Let’s reinstall llama-cpp-python

CUDA_PATH=/usr/local/cuda FORCE_CMAKE=1 CMAKE_ARGS='-DLLAMA_CUBLAS=on' \
pip install llama-cpp-python --force-reinstall --upgrade --no-cache-dir -vv

And now it should run on GPU

❯ python -c "from llama_cpp import GGML_USE_CUBLAS; print(GGML_USE_CUBLAS)"
True

option 2 - install NVIDIA toolkit for WSL2

This PR installs official NVIDIA wheels for CUDA support so the CUDA Toolkit does not need to be installed.

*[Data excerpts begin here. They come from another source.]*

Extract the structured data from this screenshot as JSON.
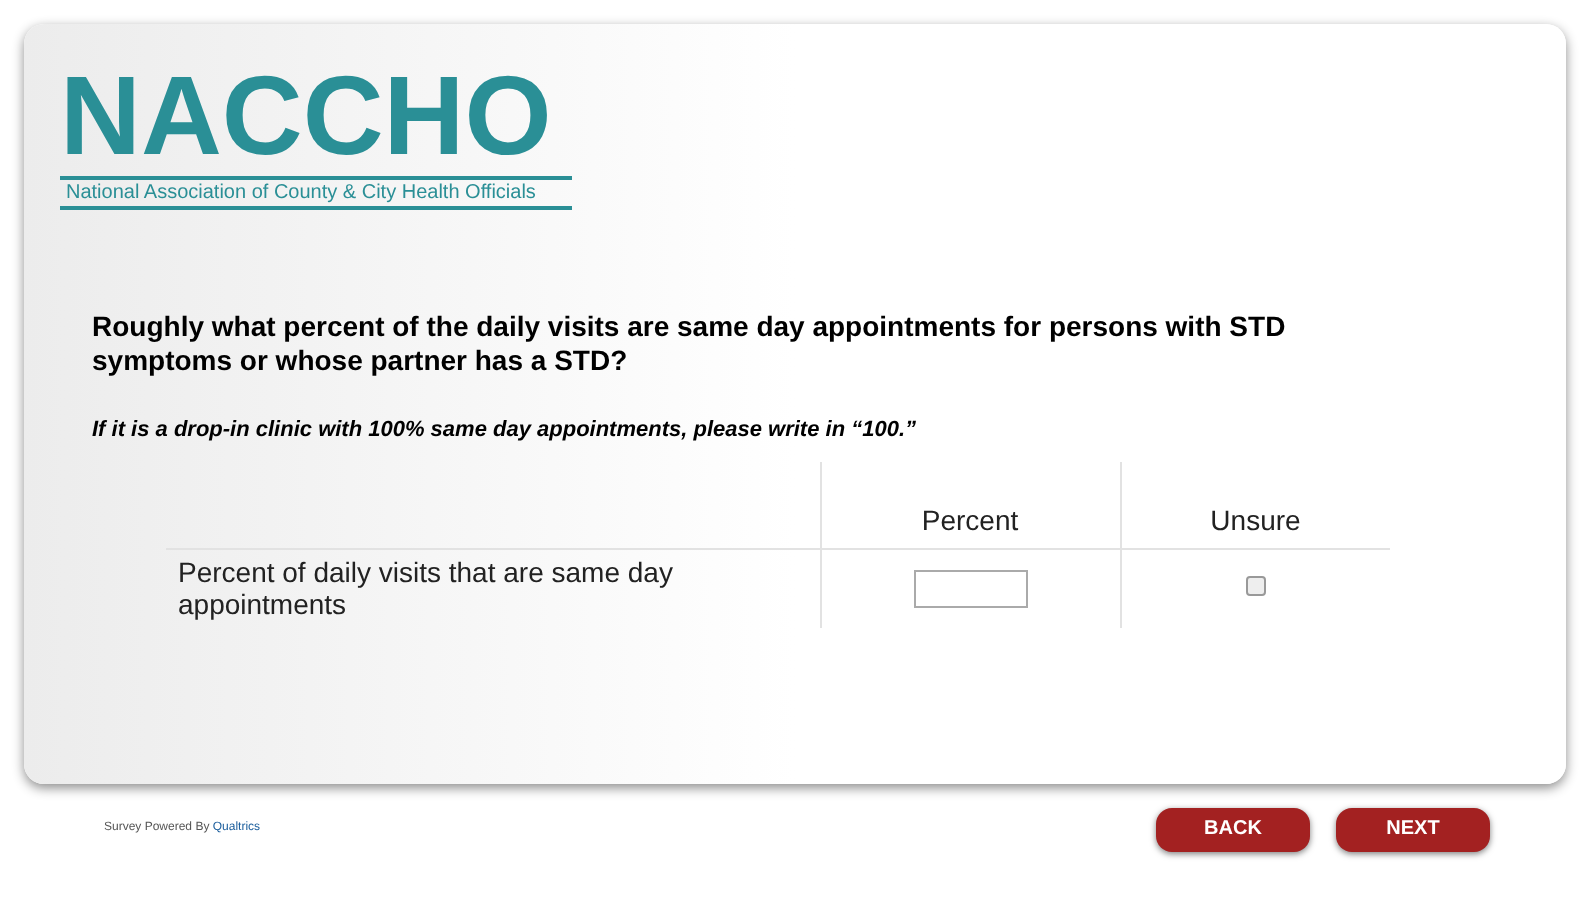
{
  "logo": {
    "name": "NACCHO",
    "subtitle": "National Association of County & City Health Officials"
  },
  "question": "Roughly what percent of the daily visits are same day appointments for persons with STD symptoms or whose partner has a STD?",
  "instruction": "If it is a drop-in clinic with 100% same day appointments, please write in “100.”",
  "table": {
    "columns": [
      "Percent",
      "Unsure"
    ],
    "rows": [
      {
        "label": "Percent of daily visits that are same day appointments",
        "unsure_checked": false
      }
    ]
  },
  "footer": {
    "powered_by": "Survey Powered By",
    "brand": "Qualtrics"
  },
  "buttons": [
    "BACK",
    "NEXT"
  ]
}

It has not yet been integrated but it will with no doubt be the next preferred way to setup interpreter.

Same player plays again

> can you extract image thumbnails from videos located at ~/temp. I would like one thumbnail every 30 sec

CUDA error 222 at /tmp/pip-install-7adlwzq5/llama-cpp-python_3c7138fe0e4b431896302eb4fb73f813/vendor/llama.cpp/ggml-cuda.cu:6233: the provided PTX was compiled with an unsupported toolchain.
current device: 0

There is an issue reported at llama-cpp-python repo CUDA Error 222 - provided PTX was compiled with an unsupported toolchain

With this option

cd ~/temp
git clone --recursive https://github.com/ggerganov/llama.cpp.git
cd llama.cpp
CUDA_PATH=/usr/local/cuda PATH=/usr/local/cuda/bin:$PATH make LLAMA_CUBLAS=1 -j libllama.so

# HACK: Use custom compiled libllama.so
cp ~/temp/llama.cpp/libllama.so /home/guillaume/miniconda/envs/interpreter/lib/python3.11/site-packages/llama_cpp

We can know try again, and this time it “technically” works:

%%HTML
<video width="750" height="500" controls>
  <source src="../images/videos/open-interpreter-small-model-x265.mp4" type="video/mp4">
</video>

but answer is not really what we expect, isn’t it?